Legitimasi terhadap paralegal dapat dilihat dalam Pasal 9 huruf a Undang- undang Nomor 16 Tahun 2011 Tentang Bantuan Hukum yang berbunyi: “Pemberi
bantuan hukum berhak melakukan rekrutmen terhadap advokat, paralegal, dosen, dan mahasiswa fakultas hu
kum”. Dalam pasal tersebut hanya menerangkan bahwa pemberi bantuan hukum dalam hal ini lembaga bantuan hukum atau organisasi
kemasyarakatan yang memberi layanan bantuan hukum dapat melakukan rekrutmen terhadap paralegal. Berarti rekrutmen yang dimaksud adalah mewakili lembaga
bantuan hukum atau organisasi kemasyarakatan yang memberikan layanan bantuan hukum, tetapi dalam Undang-undang Bantuan Hukum tersebut tidak ada penjelasan
lebih lanjut apakah kedudukan paralegal setara dengan pemberi bantuan hukum atau penjelasan mengenai cara kerja dan ruang lingkup dari paralegal.

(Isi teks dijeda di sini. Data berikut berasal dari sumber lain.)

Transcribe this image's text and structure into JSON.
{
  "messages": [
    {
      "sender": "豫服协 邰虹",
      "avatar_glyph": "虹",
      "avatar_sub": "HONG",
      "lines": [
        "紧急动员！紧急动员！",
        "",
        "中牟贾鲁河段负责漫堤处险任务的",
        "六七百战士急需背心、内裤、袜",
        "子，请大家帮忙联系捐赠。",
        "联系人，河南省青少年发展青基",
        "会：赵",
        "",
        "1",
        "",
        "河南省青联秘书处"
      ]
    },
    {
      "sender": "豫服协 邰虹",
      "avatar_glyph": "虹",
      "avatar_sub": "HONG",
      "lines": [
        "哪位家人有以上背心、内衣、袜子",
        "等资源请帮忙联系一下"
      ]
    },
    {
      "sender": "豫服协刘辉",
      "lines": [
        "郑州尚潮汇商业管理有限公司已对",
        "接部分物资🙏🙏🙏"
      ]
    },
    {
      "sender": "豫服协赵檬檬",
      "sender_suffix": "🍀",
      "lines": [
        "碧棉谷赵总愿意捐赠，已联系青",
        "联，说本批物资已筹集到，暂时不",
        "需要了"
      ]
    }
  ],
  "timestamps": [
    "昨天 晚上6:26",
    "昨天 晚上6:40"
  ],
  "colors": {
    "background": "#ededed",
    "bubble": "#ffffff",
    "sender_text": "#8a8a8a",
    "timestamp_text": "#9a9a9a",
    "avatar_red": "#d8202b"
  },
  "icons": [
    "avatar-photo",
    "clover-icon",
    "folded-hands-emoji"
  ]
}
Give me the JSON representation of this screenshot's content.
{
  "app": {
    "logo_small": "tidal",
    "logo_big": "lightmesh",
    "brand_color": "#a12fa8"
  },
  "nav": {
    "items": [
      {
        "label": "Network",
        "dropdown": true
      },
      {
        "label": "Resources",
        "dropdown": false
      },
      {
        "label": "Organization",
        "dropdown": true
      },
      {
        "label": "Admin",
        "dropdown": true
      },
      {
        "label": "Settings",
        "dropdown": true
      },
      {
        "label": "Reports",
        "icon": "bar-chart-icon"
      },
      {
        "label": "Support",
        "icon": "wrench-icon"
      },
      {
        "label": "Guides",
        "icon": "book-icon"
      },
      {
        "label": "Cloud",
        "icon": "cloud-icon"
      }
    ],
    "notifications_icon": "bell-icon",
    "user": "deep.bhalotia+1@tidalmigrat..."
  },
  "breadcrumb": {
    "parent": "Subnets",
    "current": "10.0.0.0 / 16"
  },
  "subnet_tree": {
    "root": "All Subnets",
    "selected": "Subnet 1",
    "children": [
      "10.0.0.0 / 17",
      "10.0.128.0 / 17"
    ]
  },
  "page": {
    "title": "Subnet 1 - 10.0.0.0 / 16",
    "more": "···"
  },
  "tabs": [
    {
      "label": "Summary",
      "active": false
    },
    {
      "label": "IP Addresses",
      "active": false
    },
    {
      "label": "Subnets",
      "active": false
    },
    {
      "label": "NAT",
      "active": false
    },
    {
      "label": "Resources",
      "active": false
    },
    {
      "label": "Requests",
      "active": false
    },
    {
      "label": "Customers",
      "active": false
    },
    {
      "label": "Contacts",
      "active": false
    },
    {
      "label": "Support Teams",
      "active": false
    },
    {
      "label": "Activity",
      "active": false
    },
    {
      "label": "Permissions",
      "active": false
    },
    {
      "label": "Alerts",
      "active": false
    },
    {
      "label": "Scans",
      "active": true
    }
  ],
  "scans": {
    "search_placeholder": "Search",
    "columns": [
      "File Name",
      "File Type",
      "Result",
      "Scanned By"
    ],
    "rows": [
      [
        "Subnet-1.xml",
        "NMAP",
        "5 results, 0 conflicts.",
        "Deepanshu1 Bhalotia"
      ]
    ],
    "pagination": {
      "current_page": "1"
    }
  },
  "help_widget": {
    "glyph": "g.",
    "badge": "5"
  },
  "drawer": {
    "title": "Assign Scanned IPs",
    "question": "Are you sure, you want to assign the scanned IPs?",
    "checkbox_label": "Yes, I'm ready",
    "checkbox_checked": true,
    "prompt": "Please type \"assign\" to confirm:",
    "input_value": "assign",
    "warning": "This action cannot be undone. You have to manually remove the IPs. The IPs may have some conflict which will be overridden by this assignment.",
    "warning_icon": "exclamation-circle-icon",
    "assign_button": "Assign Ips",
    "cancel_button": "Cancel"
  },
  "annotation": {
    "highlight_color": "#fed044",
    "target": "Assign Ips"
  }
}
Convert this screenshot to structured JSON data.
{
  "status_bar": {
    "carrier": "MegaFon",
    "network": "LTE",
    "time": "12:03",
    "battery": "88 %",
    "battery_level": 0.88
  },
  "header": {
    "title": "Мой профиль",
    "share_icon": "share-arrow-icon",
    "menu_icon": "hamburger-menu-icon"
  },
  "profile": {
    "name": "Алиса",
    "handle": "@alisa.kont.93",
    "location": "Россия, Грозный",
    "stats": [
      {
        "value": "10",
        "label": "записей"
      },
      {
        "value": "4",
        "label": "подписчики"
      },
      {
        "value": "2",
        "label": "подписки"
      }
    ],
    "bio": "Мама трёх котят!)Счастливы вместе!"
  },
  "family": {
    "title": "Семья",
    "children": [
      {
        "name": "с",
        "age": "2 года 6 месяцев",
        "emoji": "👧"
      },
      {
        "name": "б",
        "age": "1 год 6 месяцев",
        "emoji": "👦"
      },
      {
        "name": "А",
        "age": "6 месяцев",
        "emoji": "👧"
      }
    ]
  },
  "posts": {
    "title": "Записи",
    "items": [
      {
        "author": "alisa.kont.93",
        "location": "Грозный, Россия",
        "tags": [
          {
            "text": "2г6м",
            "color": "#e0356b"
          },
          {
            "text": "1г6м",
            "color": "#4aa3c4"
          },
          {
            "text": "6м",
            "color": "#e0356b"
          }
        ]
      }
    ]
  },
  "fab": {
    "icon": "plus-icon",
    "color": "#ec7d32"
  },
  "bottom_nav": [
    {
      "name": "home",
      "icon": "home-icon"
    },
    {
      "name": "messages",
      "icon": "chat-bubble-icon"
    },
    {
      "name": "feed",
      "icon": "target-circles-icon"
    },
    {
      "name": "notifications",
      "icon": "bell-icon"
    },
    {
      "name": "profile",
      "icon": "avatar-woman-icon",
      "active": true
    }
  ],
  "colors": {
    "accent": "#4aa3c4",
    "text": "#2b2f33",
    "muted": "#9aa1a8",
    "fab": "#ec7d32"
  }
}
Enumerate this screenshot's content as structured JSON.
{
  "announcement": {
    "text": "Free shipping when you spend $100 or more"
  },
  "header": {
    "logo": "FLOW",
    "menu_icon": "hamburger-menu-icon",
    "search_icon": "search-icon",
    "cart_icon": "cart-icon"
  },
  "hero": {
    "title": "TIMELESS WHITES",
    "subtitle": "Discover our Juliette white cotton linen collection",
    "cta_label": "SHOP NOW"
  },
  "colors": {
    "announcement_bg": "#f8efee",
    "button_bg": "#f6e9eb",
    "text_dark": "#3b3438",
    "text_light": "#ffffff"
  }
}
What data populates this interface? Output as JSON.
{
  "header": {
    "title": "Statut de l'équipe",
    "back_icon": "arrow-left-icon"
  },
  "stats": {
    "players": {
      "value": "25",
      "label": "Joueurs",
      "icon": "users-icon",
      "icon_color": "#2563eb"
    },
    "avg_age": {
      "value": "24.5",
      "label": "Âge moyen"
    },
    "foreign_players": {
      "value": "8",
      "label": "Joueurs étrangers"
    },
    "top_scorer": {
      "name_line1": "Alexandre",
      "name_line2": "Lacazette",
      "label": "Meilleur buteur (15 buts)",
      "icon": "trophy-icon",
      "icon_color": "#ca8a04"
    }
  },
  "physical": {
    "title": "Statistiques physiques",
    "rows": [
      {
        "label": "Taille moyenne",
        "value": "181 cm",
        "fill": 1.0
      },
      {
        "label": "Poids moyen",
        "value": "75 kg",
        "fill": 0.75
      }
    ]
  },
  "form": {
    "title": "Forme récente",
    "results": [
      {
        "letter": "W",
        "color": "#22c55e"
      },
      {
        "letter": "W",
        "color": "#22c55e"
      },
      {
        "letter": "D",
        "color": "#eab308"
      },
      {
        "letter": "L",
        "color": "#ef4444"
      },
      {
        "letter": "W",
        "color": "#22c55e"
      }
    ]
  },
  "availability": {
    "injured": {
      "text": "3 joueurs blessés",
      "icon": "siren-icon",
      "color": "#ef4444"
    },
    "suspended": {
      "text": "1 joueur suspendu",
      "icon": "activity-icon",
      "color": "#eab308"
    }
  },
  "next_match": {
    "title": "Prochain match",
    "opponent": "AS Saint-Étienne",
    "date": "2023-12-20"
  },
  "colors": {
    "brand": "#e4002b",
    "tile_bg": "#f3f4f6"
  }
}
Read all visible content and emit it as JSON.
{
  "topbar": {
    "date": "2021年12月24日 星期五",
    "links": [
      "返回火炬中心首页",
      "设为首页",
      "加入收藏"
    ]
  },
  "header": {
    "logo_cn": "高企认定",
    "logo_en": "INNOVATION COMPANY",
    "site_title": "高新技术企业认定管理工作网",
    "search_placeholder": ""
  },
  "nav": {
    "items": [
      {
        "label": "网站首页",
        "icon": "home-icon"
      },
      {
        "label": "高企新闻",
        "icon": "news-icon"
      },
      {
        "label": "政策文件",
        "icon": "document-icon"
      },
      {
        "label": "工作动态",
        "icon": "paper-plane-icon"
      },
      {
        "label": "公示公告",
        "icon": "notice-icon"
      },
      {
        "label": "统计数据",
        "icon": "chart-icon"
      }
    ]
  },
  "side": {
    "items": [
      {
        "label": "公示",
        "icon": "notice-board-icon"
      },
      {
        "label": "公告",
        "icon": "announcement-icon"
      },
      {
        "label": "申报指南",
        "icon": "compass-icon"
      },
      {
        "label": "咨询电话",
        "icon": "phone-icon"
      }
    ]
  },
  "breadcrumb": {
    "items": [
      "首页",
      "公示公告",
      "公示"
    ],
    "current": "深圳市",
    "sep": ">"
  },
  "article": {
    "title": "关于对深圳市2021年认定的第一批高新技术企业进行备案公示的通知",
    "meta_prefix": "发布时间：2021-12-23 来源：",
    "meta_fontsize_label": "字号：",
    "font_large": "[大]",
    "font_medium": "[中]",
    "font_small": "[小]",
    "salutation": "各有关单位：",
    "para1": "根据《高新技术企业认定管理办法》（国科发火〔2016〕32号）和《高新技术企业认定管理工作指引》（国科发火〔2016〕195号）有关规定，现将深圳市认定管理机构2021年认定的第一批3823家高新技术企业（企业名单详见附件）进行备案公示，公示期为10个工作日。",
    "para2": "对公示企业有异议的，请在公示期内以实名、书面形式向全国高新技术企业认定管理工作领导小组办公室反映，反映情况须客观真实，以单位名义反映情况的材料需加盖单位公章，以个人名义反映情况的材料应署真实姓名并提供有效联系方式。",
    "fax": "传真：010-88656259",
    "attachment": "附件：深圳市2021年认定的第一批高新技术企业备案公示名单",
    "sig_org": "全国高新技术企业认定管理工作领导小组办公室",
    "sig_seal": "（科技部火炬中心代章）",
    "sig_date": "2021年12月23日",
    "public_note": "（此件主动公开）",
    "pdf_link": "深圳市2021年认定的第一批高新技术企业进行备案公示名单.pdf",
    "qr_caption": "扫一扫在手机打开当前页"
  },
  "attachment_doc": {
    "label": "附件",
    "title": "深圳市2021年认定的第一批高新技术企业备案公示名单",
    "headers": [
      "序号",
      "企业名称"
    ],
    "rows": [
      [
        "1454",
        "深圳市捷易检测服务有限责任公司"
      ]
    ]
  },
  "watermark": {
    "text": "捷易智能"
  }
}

Pengakuan yang diberikan oleh Undang-undang Bantuan Hukum terhadap paralegal juga dirasa masih belum jelas karena di dalamnya tidak disebutkan secara
jelas tentang siapa paralegal itu atau pengertian tentang paralegal, dan cara kerja atau ruang lingkup dari paralegal juga tidak diatur secara jelas di dalamnya. Padahal
sebelumnya dalam Rancangan Undang-undang Bantuan Hukum Pasal 1 angka 5 disebutkan bahwa paralegal adalah orang yang memiliki latar belakang pendidikan
hukum atau memiliki pengalaman pekerjaan di bidang hukum yang membantu pemberian bantuan hukum sesuai dengan Undang-Undang ini. Ruang lingkup
paralegal juga diatur dalam Rancangan Undang-undang Bantuan Hukum Pasal 5 ayat 4 bahwa paralegal memberikan bantuan hukum dalam bentuk konsultasi hukum dan
penyelesaian sengketa di luar pengadilan. Tidak diaturnya secara jelas mengenai paralegal dalam Undang-undang
Bantuan Hukum menimbulkan pertanyaan apakah pengertian dan cara kerja paralegal yang diatur sebelumnya dalam Rancangan Undang-undang Bantuan Hukum tidak
dapat mengakomodasi pengertian dan ruang lingkup paralegal, sehingga dianggap tidak perlu diatur dalam undang-undang. Karena dengan tidak diaturnya paralegal
dalam undang-undang maka pengertian paralegal akan menjadi sangat luas sebab terdapat banyak pendapat yang mengatur mengenai paralegal.